Saturday, July 7, 2007

The Real Top 10 "Simpsons" Episodes

Vanity Fair has just published a list of its top 10 Simpsons episodes. Isn't that adorable? It's like the New Yorker running a list of the top 10 grunge bands (you GO, Osmonds!).

Step aside, Vanity Fair, and let a real fan tell you which Simpsons are the top 10.


10. Treehouse of Horror IV -- Season 5. Homer sells his soul for a donut; spoof on Bram Stoker's Dracula. Highlights: Hell's "Ironic Punishment Division," in which Homer is force-fed thousands of donuts -- and keeps saying, "More, please." Homer, when asked whether something seems funny about Burns (secretly Dracula), responds: "Yeah, his hair looks so queer."

9. Homer the Great -- Season 6. Homer joins a fraternal organization called the Stonecutters. Highlights -- lyrics to the Stonecutters song include, "Who holds back the electric car? Who makes Steve Guttenberg a star? We do!"

8. A Streetcar Named Marge -- Season 4. Marge stars in a musical production of "Streetcar" -- which has a happy ending. Highlights: Lyrics to the musical's main theme call the city of New Orleans, among other things, "brackish"; Apu as the paper boy; the final number -- a rousing, happy show tune proclaiming, "You can always depend on the kindness of strangers!"

7. El Viaje Misterioso de Nuestro Homer -- Season 8. Homer eats a chili pepper that sends him on an acid-like trip. Highlights: Surreal visuals of Southwestern landscape. Homer's comment when his spirit guide says Homer must learn a lesson: "If it's about laying off the Guatemalan insanity peppers, I'm way ahead of you."

6. Homer's Barbershop Quartet -- Season 5. Beatles spoof in which Homer is in a wildly popular barbershop quartet (hey, something had to fill the gap while the world awaited the arrival of "Achy, Breaky Heart.") Highlights: To come up with a band name, Principal Skinner says they need something "that sounds less funny every time you hear it." Thus were born the B Sharps.
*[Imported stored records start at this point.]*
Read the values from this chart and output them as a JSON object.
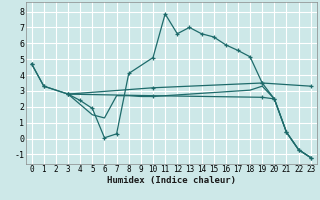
{
  "xlabel": "Humidex (Indice chaleur)",
  "background_color": "#cde8e8",
  "grid_color": "#ffffff",
  "line_color": "#1e6b6b",
  "xlim": [
    -0.5,
    23.5
  ],
  "ylim": [
    -1.6,
    8.6
  ],
  "xticks": [
    0,
    1,
    2,
    3,
    4,
    5,
    6,
    7,
    8,
    9,
    10,
    11,
    12,
    13,
    14,
    15,
    16,
    17,
    18,
    19,
    20,
    21,
    22,
    23
  ],
  "yticks": [
    -1,
    0,
    1,
    2,
    3,
    4,
    5,
    6,
    7,
    8
  ],
  "line1": {
    "x": [
      0,
      1,
      3,
      10,
      19,
      23
    ],
    "y": [
      4.7,
      3.3,
      2.8,
      3.2,
      3.5,
      3.3
    ],
    "marker": true
  },
  "line2": {
    "x": [
      0,
      1,
      3,
      10,
      19,
      20,
      21,
      22,
      23
    ],
    "y": [
      4.7,
      3.3,
      2.8,
      2.7,
      2.6,
      2.5,
      0.4,
      -0.7,
      -1.2
    ],
    "marker": true
  },
  "line3": {
    "x": [
      3,
      4,
      5,
      6,
      7,
      8,
      10,
      11,
      12,
      13,
      14,
      15,
      16,
      17,
      18,
      19,
      20,
      21,
      22,
      23
    ],
    "y": [
      2.8,
      2.4,
      1.9,
      0.05,
      0.3,
      4.1,
      5.1,
      7.85,
      6.6,
      7.0,
      6.6,
      6.4,
      5.9,
      5.55,
      5.15,
      3.5,
      2.5,
      0.4,
      -0.7,
      -1.2
    ],
    "marker": true
  },
  "line4": {
    "x": [
      3,
      5,
      6,
      7,
      8,
      9,
      10,
      11,
      12,
      13,
      14,
      15,
      16,
      17,
      18,
      19,
      20,
      21,
      22,
      23
    ],
    "y": [
      2.8,
      1.5,
      1.3,
      2.7,
      2.7,
      2.65,
      2.65,
      2.7,
      2.75,
      2.8,
      2.85,
      2.9,
      2.95,
      3.0,
      3.05,
      3.3,
      2.5,
      0.4,
      -0.7,
      -1.2
    ],
    "marker": false
  }
}
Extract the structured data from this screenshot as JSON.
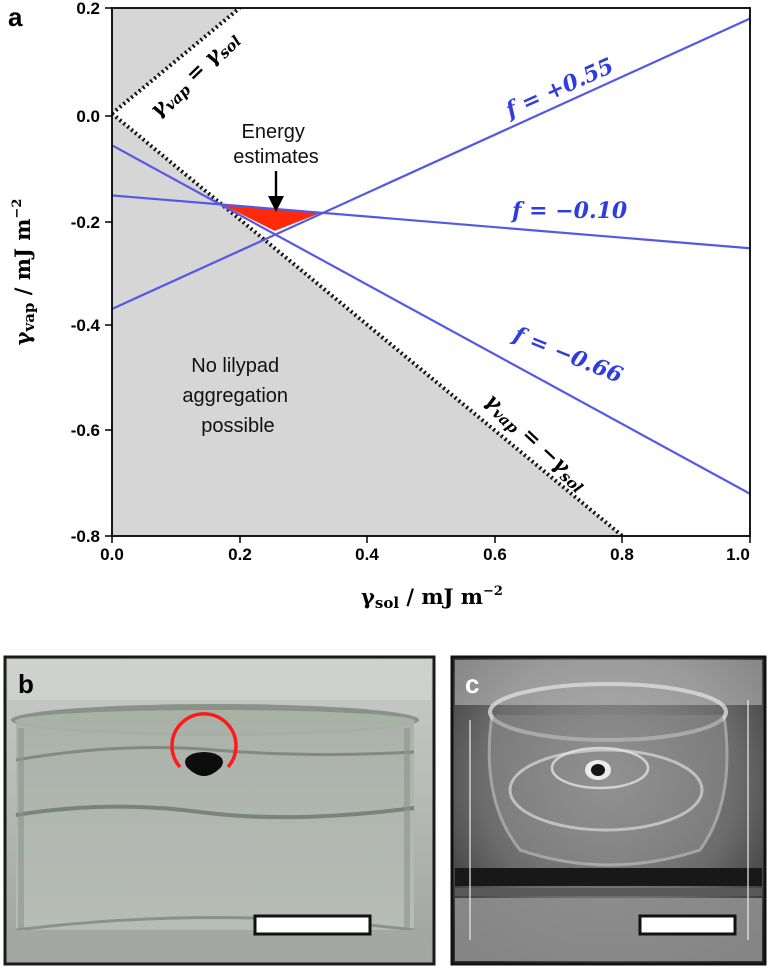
{
  "panel_labels": {
    "a": "a",
    "b": "b",
    "c": "c"
  },
  "colors": {
    "line_blue": "#5558e6",
    "label_blue": "#2e3de0",
    "shade": "#d6d6d6",
    "triangle": "#ff2a0a",
    "circle": "#ff1a1a"
  },
  "chart_data": {
    "type": "line",
    "xlabel": {
      "sym": "γ",
      "sub": "sol",
      "unit": " / mJ m",
      "sup": "−2"
    },
    "ylabel": {
      "sym": "γ",
      "sub": "vap",
      "unit": " / mJ m",
      "sup": "−2"
    },
    "xlim": [
      0.0,
      1.0
    ],
    "ylim": [
      -0.8,
      0.2
    ],
    "xticks": [
      "0.0",
      "0.2",
      "0.4",
      "0.6",
      "0.8",
      "1.0"
    ],
    "yticks": [
      "0.2",
      "0.0",
      "-0.2",
      "-0.4",
      "-0.6",
      "-0.8"
    ],
    "grid": false,
    "shaded_region": "No lilypad aggregation possible",
    "boundary_lines": [
      {
        "name": "γvap = γsol",
        "x": [
          0.0,
          0.2
        ],
        "y": [
          0.0,
          0.2
        ],
        "style": "dotted"
      },
      {
        "name": "γvap = −γsol",
        "x": [
          0.0,
          0.8
        ],
        "y": [
          0.0,
          -0.8
        ],
        "style": "dotted"
      }
    ],
    "series": [
      {
        "name": "f = +0.55",
        "x": [
          0.0,
          1.0
        ],
        "y": [
          -0.37,
          0.18
        ]
      },
      {
        "name": "f = −0.10",
        "x": [
          0.0,
          1.0
        ],
        "y": [
          -0.155,
          -0.255
        ]
      },
      {
        "name": "f = −0.66",
        "x": [
          0.0,
          1.0
        ],
        "y": [
          -0.06,
          -0.72
        ]
      }
    ],
    "energy_estimates_region": {
      "x": [
        0.172,
        0.327,
        0.255
      ],
      "y": [
        -0.172,
        -0.188,
        -0.222
      ]
    }
  },
  "annotations": {
    "ident_pos": {
      "sym": "γ",
      "sub": "vap",
      "eq": " = γ",
      "sub2": "sol"
    },
    "ident_neg": {
      "sym": "γ",
      "sub": "vap",
      "eq": " = −γ",
      "sub2": "sol"
    },
    "f_pos": "f = +0.55",
    "f_mid": "f = −0.10",
    "f_neg": "f = −0.66",
    "energy_line1": "Energy",
    "energy_line2": "estimates",
    "no_agg_line1": "No lilypad",
    "no_agg_line2": "aggregation",
    "no_agg_line3": "possible"
  }
}
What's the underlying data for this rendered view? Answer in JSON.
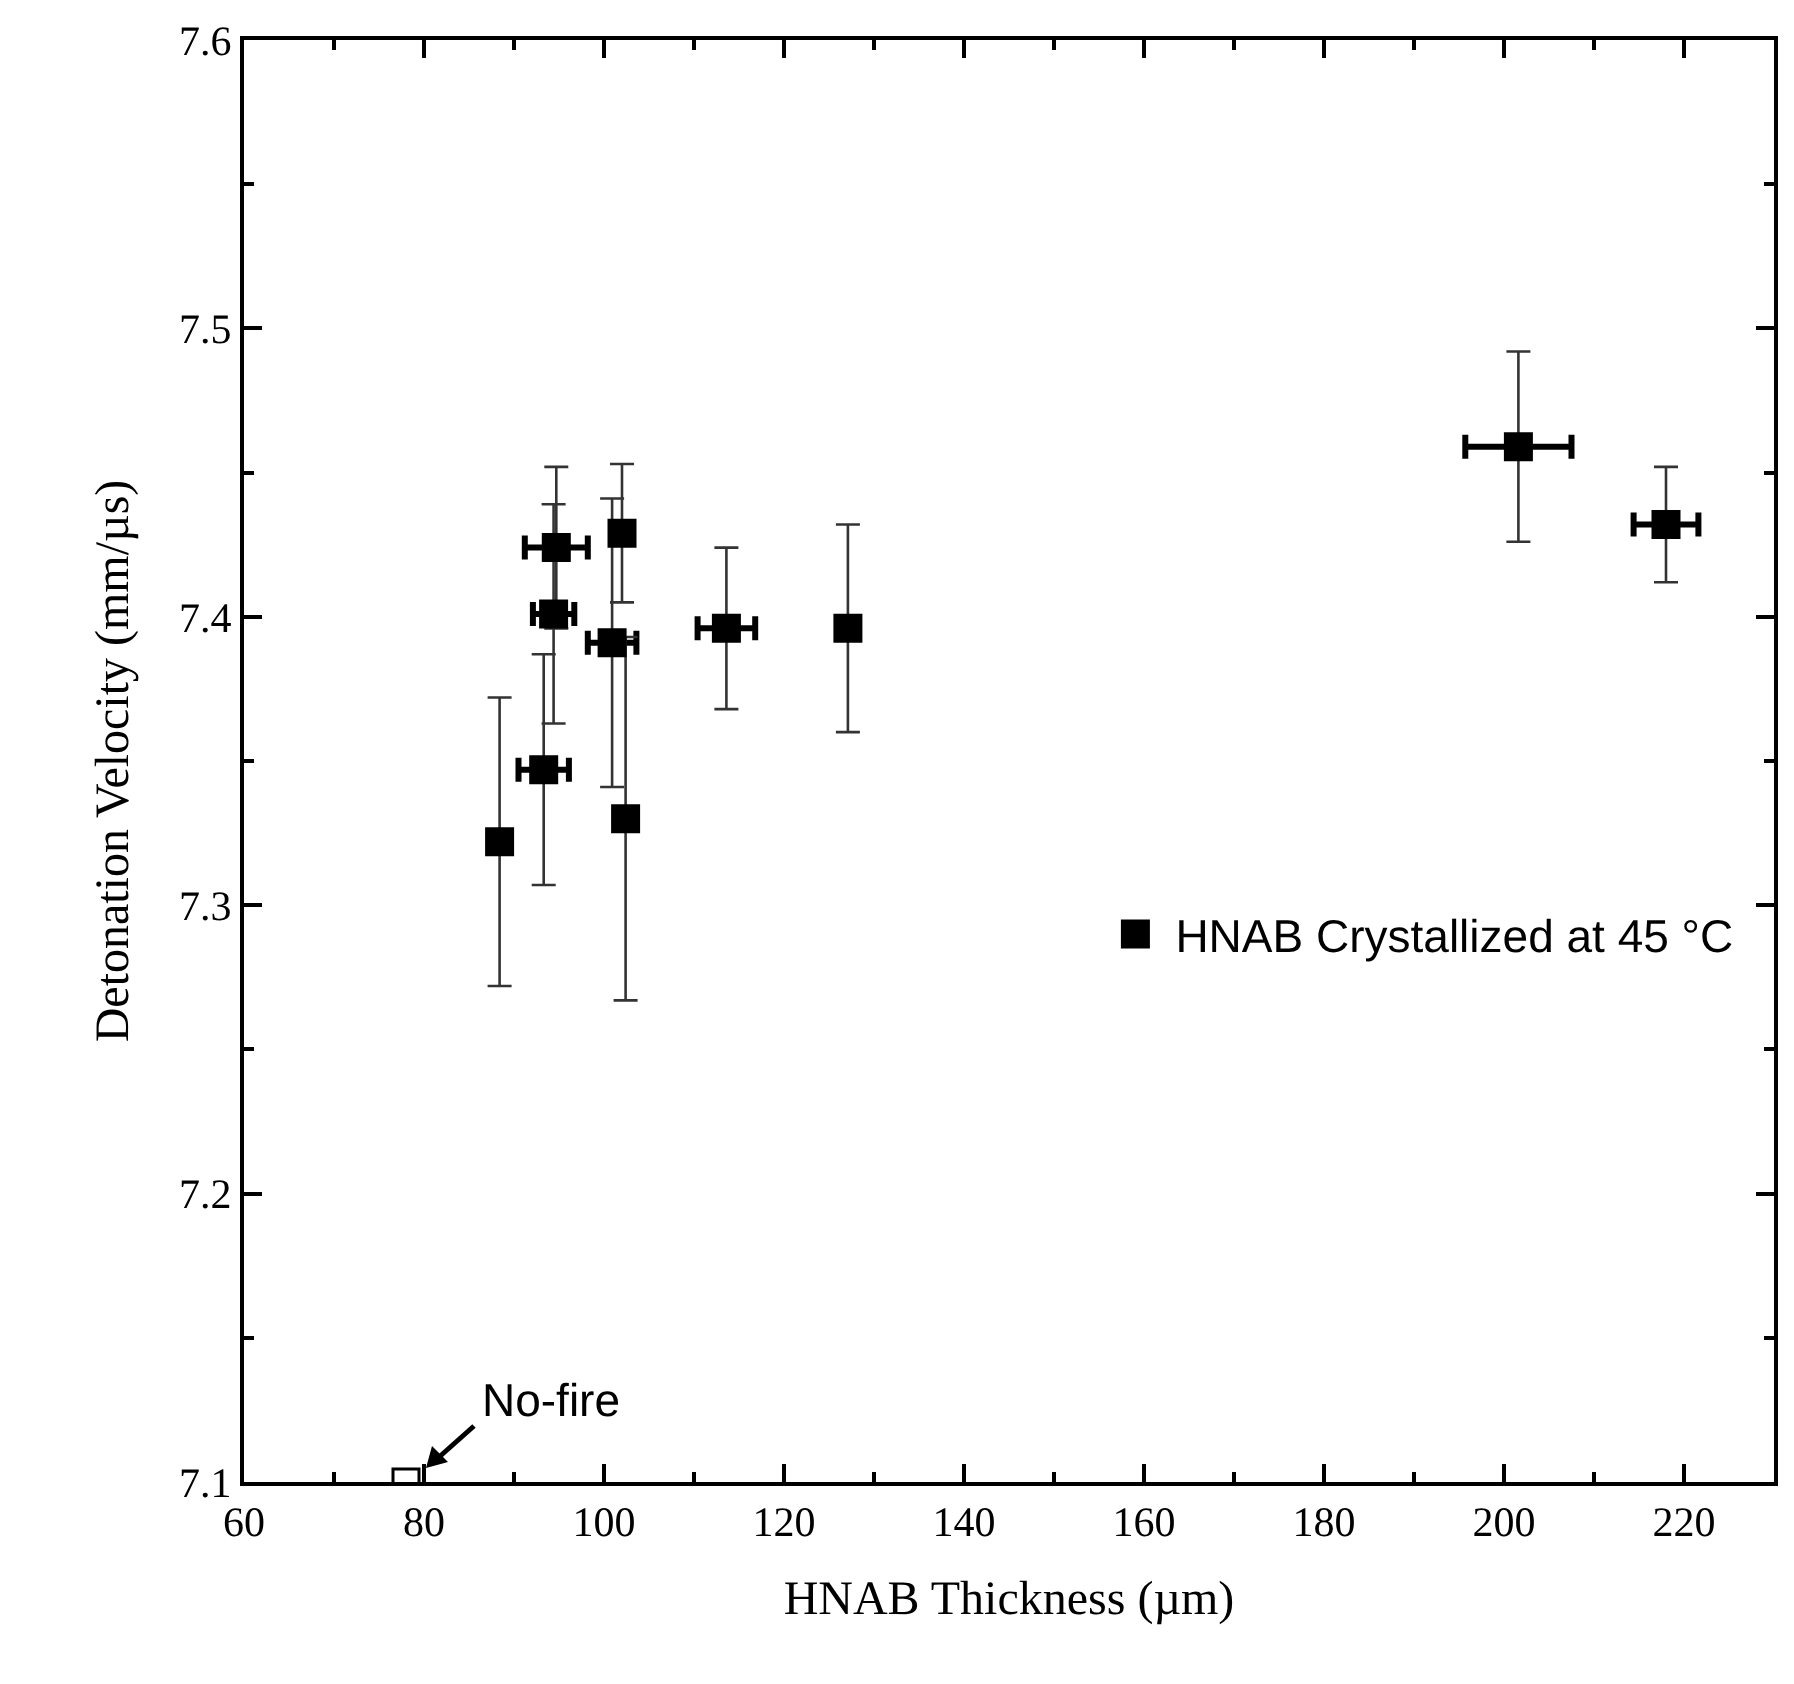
{
  "chart_data": {
    "type": "scatter",
    "xlabel": "HNAB Thickness (µm)",
    "ylabel": "Detonation Velocity (mm/µs)",
    "xlim": [
      60,
      230
    ],
    "xticks": [
      60,
      80,
      100,
      120,
      140,
      160,
      180,
      200,
      220
    ],
    "ylim": [
      7.1,
      7.6
    ],
    "yticks": [
      7.1,
      7.2,
      7.3,
      7.4,
      7.5,
      7.6
    ],
    "grid": false,
    "legend": "right",
    "marker": "square",
    "series": [
      {
        "name": "HNAB Crystallized at 45 °C",
        "color": "#000000",
        "x": [
          88.4,
          93.3,
          94.7,
          94.4,
          102.0,
          100.9,
          102.4,
          113.6,
          127.1,
          201.6,
          218.0
        ],
        "values": [
          7.322,
          7.347,
          7.424,
          7.401,
          7.429,
          7.391,
          7.33,
          7.396,
          7.396,
          7.459,
          7.432
        ],
        "errors": [
          0.05,
          0.04,
          0.028,
          0.038,
          0.024,
          0.05,
          0.063,
          0.028,
          0.036,
          0.033,
          0.02
        ],
        "xerrors": [
          null,
          2.8,
          3.5,
          2.3,
          null,
          2.7,
          null,
          3.2,
          null,
          5.9,
          3.6
        ]
      },
      {
        "color": "#ffffff",
        "x": [
          78
        ],
        "values": [
          7.1
        ]
      }
    ],
    "annotations": [
      {
        "text": "No-fire",
        "x": 78,
        "y": 7.1
      }
    ]
  }
}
Homer on Dexy's Midnight Runners: "You haven't heard the last of them."

5. Children of a Lesser Clod -- Season 12. Home on disability, Homer begins his own daycare center. Highlight: Arnie Pie's narration of a televised high-speed chase after Homer abducts the children in a truck then crashes. Kent Brockman: "Arnie, Arnie: How are the children?" Arnie: "I can't see through metal, Kent!"

4. Flaming Moe's -- Season 3. Moe takes credit for Homer's drink recipe and gets rich. Highlights: Homer in the rafters as a spoof of "Phantom of the Opera." Graphics accompanying the takeoff on the "Cheers" theme.

3. Little Big Mom -- Season 11 (One of Dan Castellaneta's favorites as well). After Marge is injured in a skiing accident, Lisa takes over the household. Highlights: Homer loses control while skiing and, in trying to remember his skiing lesson, can't blot out the image of Ned Flanders' taut, wiggling bottom in a skin-tight ski leotard. Homer cries out, "Stupid sexy Flanders!"

2. A Fish Called Selma -- Season 7. Selma learns her marriage to washed-up movie star Troy McClure is a sham to resurrect his career. Highlights: Troy lands a part in a musical version of "Planet of the Apes," in which the song "Rock Me, Amadeus" is adapted as "Help Me, Dr. Zaius."

1. Behind the Laughter -- Season 11. Mock VH1 documentary examining the rise of TV's first family. Highlights: Most of the narration. For example, in recounting the story of Homer's desire to create a TV show, Marge says, "So I told him: Do it! (Bleep) or get off the pot." Then, cutting to a shot of Homer working at a typewriter, the narrator says, "And (bleep) he did."


Honorable mention: Marge Gets a Job; Simpsons Bible Stories; Rosebud; Who Shot Mr. Burns? Selma's Choice; Burns Verkaufen der Kraftwerk; 22 Short Films About Springfield; Weekend at Burnsie's. Whatever recent episode it was in which, when it was pointed out that Jesus wore sandals, Homer said something like, "Maybe if he wore better shoes they wouldn't have caught him."